Colbert also touched on another long-simmering scandal: GOP groups who mass-purchase books written by Republicans to boost sales and land them on bestseller lists. “That’s so embarrassing,” said Colbert. “It’s like when your dad has to buy all of your Girl Scout cookies because your cookies are painfully boring, and blame everything on immigrants.”
It’s “always been a shady strategy”, he continued, but it may have now broken the law: Senator Ted Cruz of Texas is accused of violating campaign finance rules by mass-purchasing his new book with $154,000 of campaign money. “A warning to anyone visiting Ted Cruz’s house: You’re gonna leave with a book,” Colbert said. “Also a warning to anyone going to Ted Cruz’s house: Ted Cruz is gonna be there.”

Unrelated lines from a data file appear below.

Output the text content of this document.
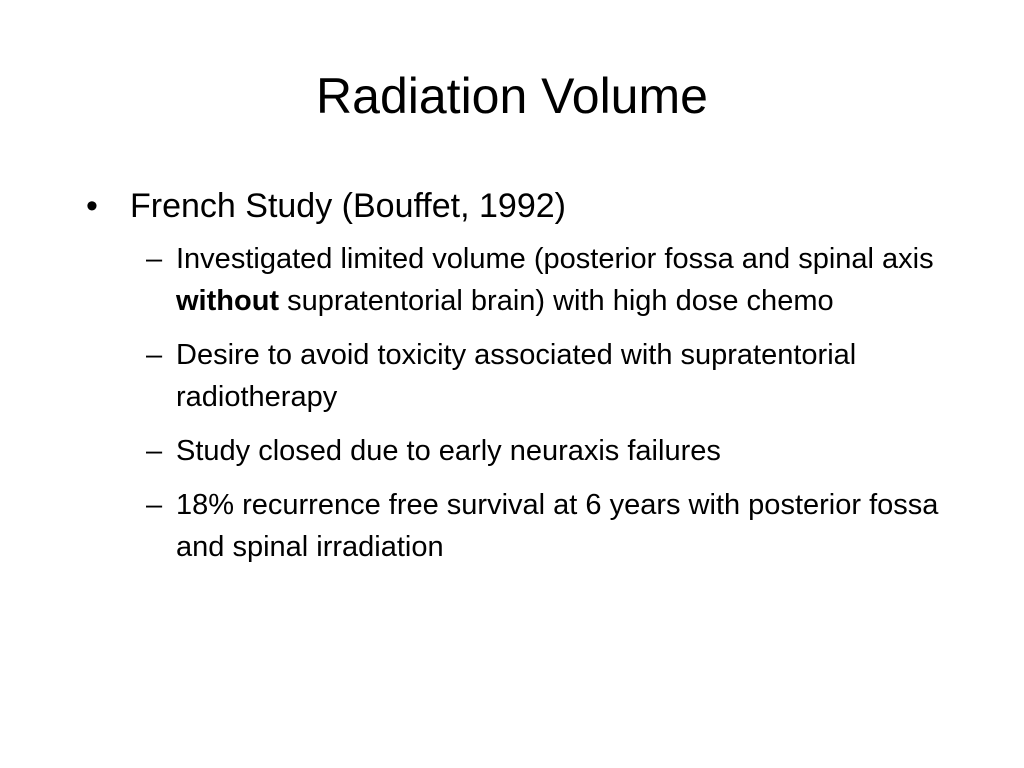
Radiation Volume
• French Study (Bouffet, 1992)
– Investigated limited volume (posterior fossa and spinal axis without supratentorial brain) with high dose chemo
– Desire to avoid toxicity associated with supratentorial radiotherapy
– Study closed due to early neuraxis failures
– 18% recurrence free survival at 6 years with posterior fossa and spinal irradiation
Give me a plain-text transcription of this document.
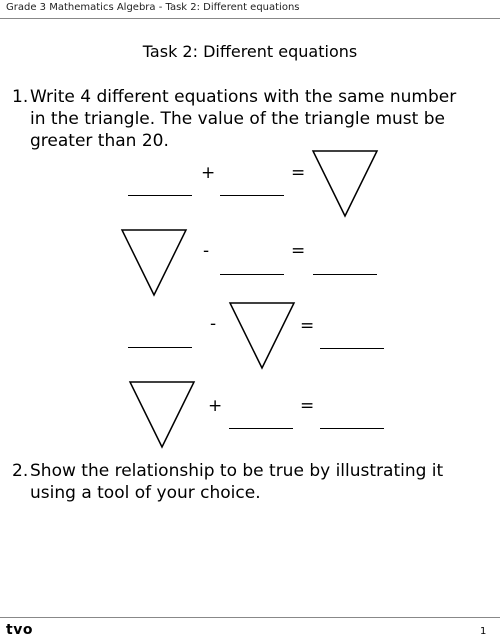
Grade 3 Mathematics Algebra - Task 2: Different equations
Task 2: Different equations
1. Write 4 different equations with the same number in the triangle. The value of the triangle must be greater than 20.
+	=
-	=
-	=
+	=
2. Show the relationship to be true by illustrating it using a tool of your choice.
tvo	1
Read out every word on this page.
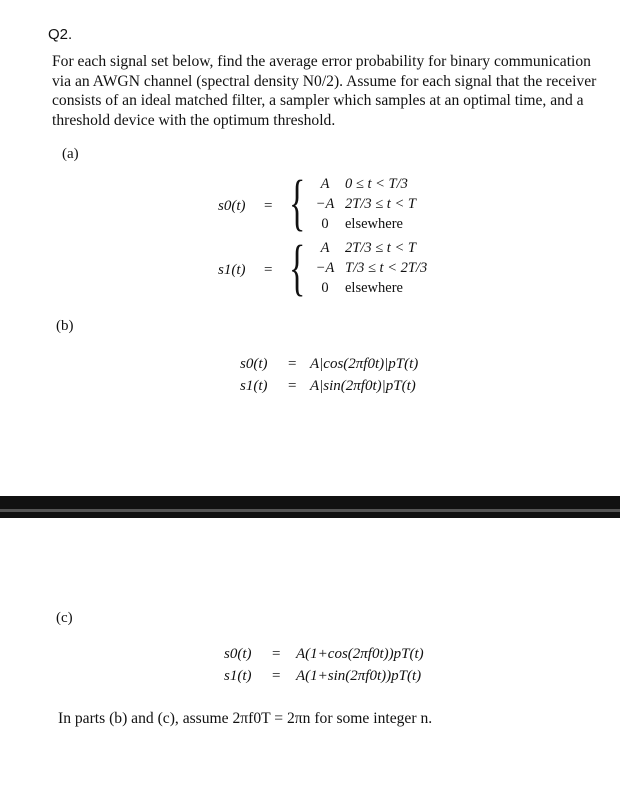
Q2.
For each signal set below, find the average error probability for binary communication via an AWGN channel (spectral density N0/2). Assume for each signal that the receiver consists of an ideal matched filter, a sampler which samples at an optimal time, and a threshold device with the optimum threshold.
(a)
s0(t) = {	A 0 ≤ t < T/3
−A 2T/3 ≤ t < T
0 elsewhere
s1(t) = {	A 2T/3 ≤ t < T
−A T/3 ≤ t < 2T/3
0 elsewhere
(b)
s0(t) = A|cos(2πf0t)|pT(t)
s1(t) = A|sin(2πf0t)|pT(t)
(c)
s0(t) = A(1+cos(2πf0t))pT(t)
s1(t) = A(1+sin(2πf0t))pT(t)
In parts (b) and (c), assume 2πf0T = 2πn for some integer n.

And in Los Angeles, Jimmy Kimmel pointed to GOP hypocrisy over their criticism for Joe Biden’s first day on the golf course. (Trump had logged 19 golf days by this point in his presidency – “he was essentially a player on the senior PGA tour who occasionally violated the constitution,” Kimmel joked.)
“This is when Trump is most furious that he’s banned from Twitter,” Kimmel added. “The chance to post an almost unfathomably hypocritical tweet criticizing Biden for playing golf one time after he basically spent his entire presidency on the course, and after repeatedly attacking Obama for playing golf. I mean, it’s literally and figuratively teed up for him. But he’s not able to do it.”
Kimmel also touched on the latest surveys finding half of Republican men are unwilling to get the Covid vaccine. “Listen, let’s call vaccine hesitancy what it really is: willful stupidity,” said Kimmel, “and we’ve got a lot of it.”